Title: "U.S. Urged to Pay for Japanese Evacuation Losses," Seattle Times, 2/6/1947, (ddr-densho-56-1173)
Densho ID: ddr-densho-56-1173

U.S. Urged to Pay for Japanese Evacuation Losses

WASHINGTON, Feb. 6. -- (AP) -- Dillon S. Myer, former director of the Japanese-American war relocation camps, today declared the mass wartime removal of 110,000 Japanese from the West Coast was unjustified and the government should make amends.

Myer said Congress should permit immigrant Japanese, most of whom have lived in the United States 25 years, to become citizens and should create a commission to receive claims for "several million dollars worth" of property loss or damage from those forcibly removed from their homes and businesses.

The Supreme Curt [Court] ruled on December 18, 1944 that the Army had the right to exclude Japanese from the West Coast as a safety measure immediately after the attack on Pearl Harbor.

In another decision the same day, however, the court said there was a difference between the exclusion order and other orders under which Japanese were detained in relocation centers in the interior.

In a report to Secretary of the Interior Krug, Myer asserted that Lieut. Gen. John L. DeWitt, Western defense commander who ordered the 1942 evacuation, "was by no means free of racial feelings" in taking this step.

Myer said the War Relocation Authority "believes that in all probability a selective evacuation of people of Japanese descent from the West Coast military area was justified."

But, he added, "it does not believe that a mass evacuation was ever justified and it feels most strongly that the exclusion orders remained in effect for months and perhaps for years after there was any real justification."

The report quoted DeWitt as telling a House committee on naval affairs at San Francisco in 1943:

"I don't want any of the Japanese here. They are a dangerous element.
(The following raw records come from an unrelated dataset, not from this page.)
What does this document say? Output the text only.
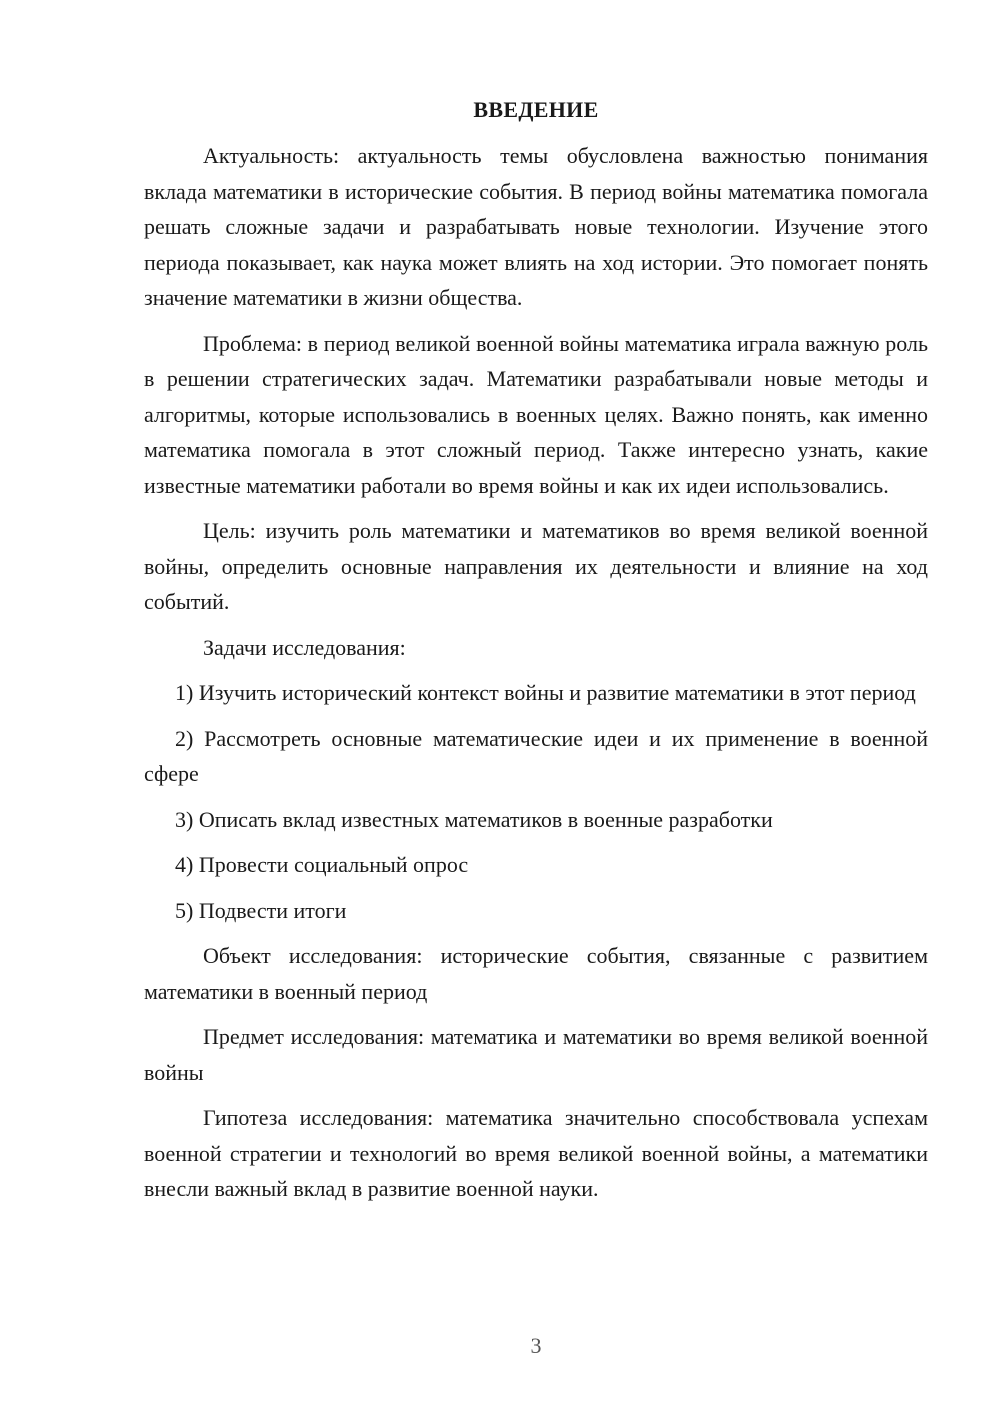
ВВЕДЕНИЕ

Актуальность: актуальность темы обусловлена важностью понимания вклада математики в исторические события. В период войны математика помогала решать сложные задачи и разрабатывать новые технологии. Изучение этого периода показывает, как наука может влиять на ход истории. Это помогает понять значение математики в жизни общества.

Проблема: в период великой военной войны математика играла важную роль в решении стратегических задач. Математики разрабатывали новые методы и алгоритмы, которые использовались в военных целях. Важно понять, как именно математика помогала в этот сложный период. Также интересно узнать, какие известные математики работали во время войны и как их идеи использовались.

Цель: изучить роль математики и математиков во время великой военной войны, определить основные направления их деятельности и влияние на ход событий.

Задачи исследования:

1) Изучить исторический контекст войны и развитие математики в этот период

2) Рассмотреть основные математические идеи и их применение в военной сфере

3) Описать вклад известных математиков в военные разработки

4) Провести социальный опрос

5) Подвести итоги

Объект исследования: исторические события, связанные с развитием математики в военный период

Предмет исследования: математика и математики во время великой военной войны

Гипотеза исследования: математика значительно способствовала успехам военной стратегии и технологий во время великой военной войны, а математики внесли важный вклад в развитие военной науки.

3
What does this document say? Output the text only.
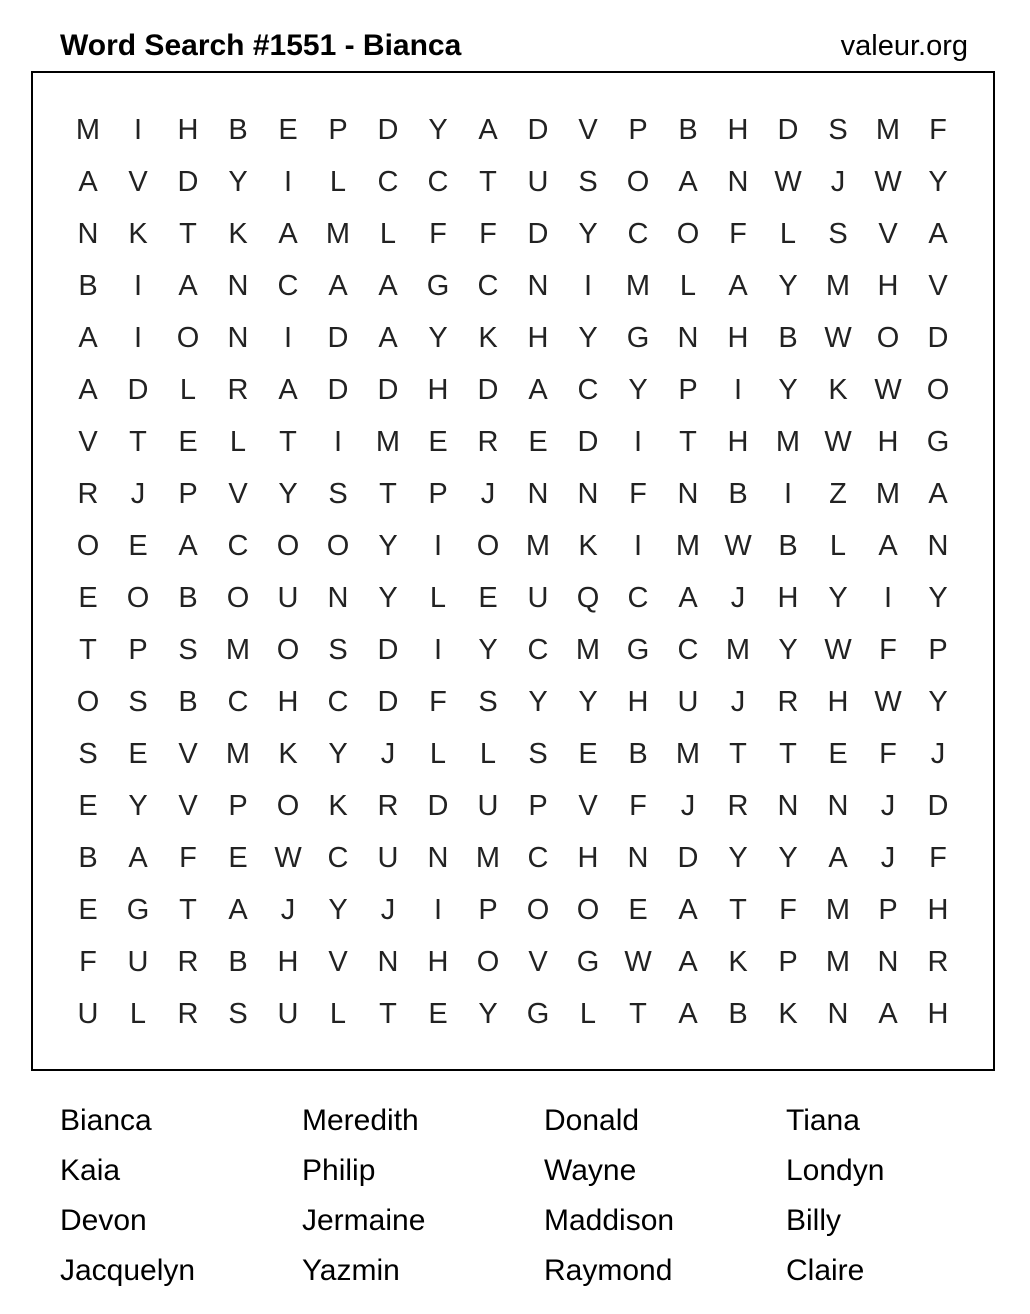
Word Search #1551 - Bianca	valeur.org
M	I	H	B	E	P	D	Y	A	D	V	P	B	H	D	S M	F
A	V	D	Y	I	L	C	C	T	U	S	O	A	N W	J	W Y
N	K	T	K	A M	L	F	F	D	Y	C O	F	L	S	V	A
B	I	A	N	C	A	A	G C	N	I	M	L	A	Y M H	V
A	I	O N	I	D	A	Y	K	H	Y	G N	H	B W O D
A	D	L	R	A	D	D	H	D	A	C	Y	P	I	Y	K W O
V	T	E	L	T	I	M E	R	E	D	I	T	H M W H G
R	J	P	V	Y	S	T	P	J	N	N	F	N	B	I	Z	M A
O	E	A	C O O	Y	I	O M K	I	M W B	L	A	N
E	O	B	O U	N	Y	L	E	U Q C	A	J	H	Y	I	Y
T	P	S M O	S	D	I	Y	C M G C M Y W F	P
O	S	B	C	H	C	D	F	S	Y	Y	H	U	J	R	H W Y
S	E	V M K	Y	J	L	L	S	E	B M	T	T	E	F	J
E	Y	V	P	O	K	R	D	U	P	V	F	J	R	N	N	J	D
B	A	F	E W C	U	N M C	H	N	D	Y	Y	A	J	F
E	G	T	A	J	Y	J	I	P	O O	E	A	T	F	M P	H
F	U	R	B	H	V	N	H O	V	G W A	K	P M N	R
U	L	R	S	U	L	T	E	Y	G	L	T	A	B	K	N	A	H
Bianca	Meredith	Donald	Tiana
Kaia	Philip	Wayne	Londyn
Devon	Jermaine	Maddison	Billy
Jacquelyn	Yazmin	Raymond	Claire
It makes no difference whether he is an American citizen, he is still a Japanese."

Myer said "in 1944 and 1945 the American people of Japanese descent not only regained their prewar status but actually acheived [achieved] a higher level of popular acceptance than they have known since the early 1880's."

This was due, he said, to the record of the Japanese-American soldier and to the quiet, unobtrusive return of the former war relocation camp inmates themselves to civilian life.

Myer said that 54,000 of the evacuees have not returned to the West Coast but are scattered throughout the country -- particularly in the Chicago, Denver and Salt Lake City areas in "surely one of the most rapid population readjustments in American history."

Myers added: "The W.R.A. believes that three major lines of action are needed to insure a better integration of the Japanese people into the body of our society and to soften existing injustices. These are:

"1. Enactment of legislation providing for an 'evacuation claims commission' to consider claims against the government for property losses suffered as a direct result of the evacuation.

"2. Modification of the federal naturalization laws to put Japanese people on the same basis as members of other nations and other races.

"3. Continuation and expansion of activity by local adjustment and reintegration."

Myer is now commissioner of the Federal Public Housing Authority.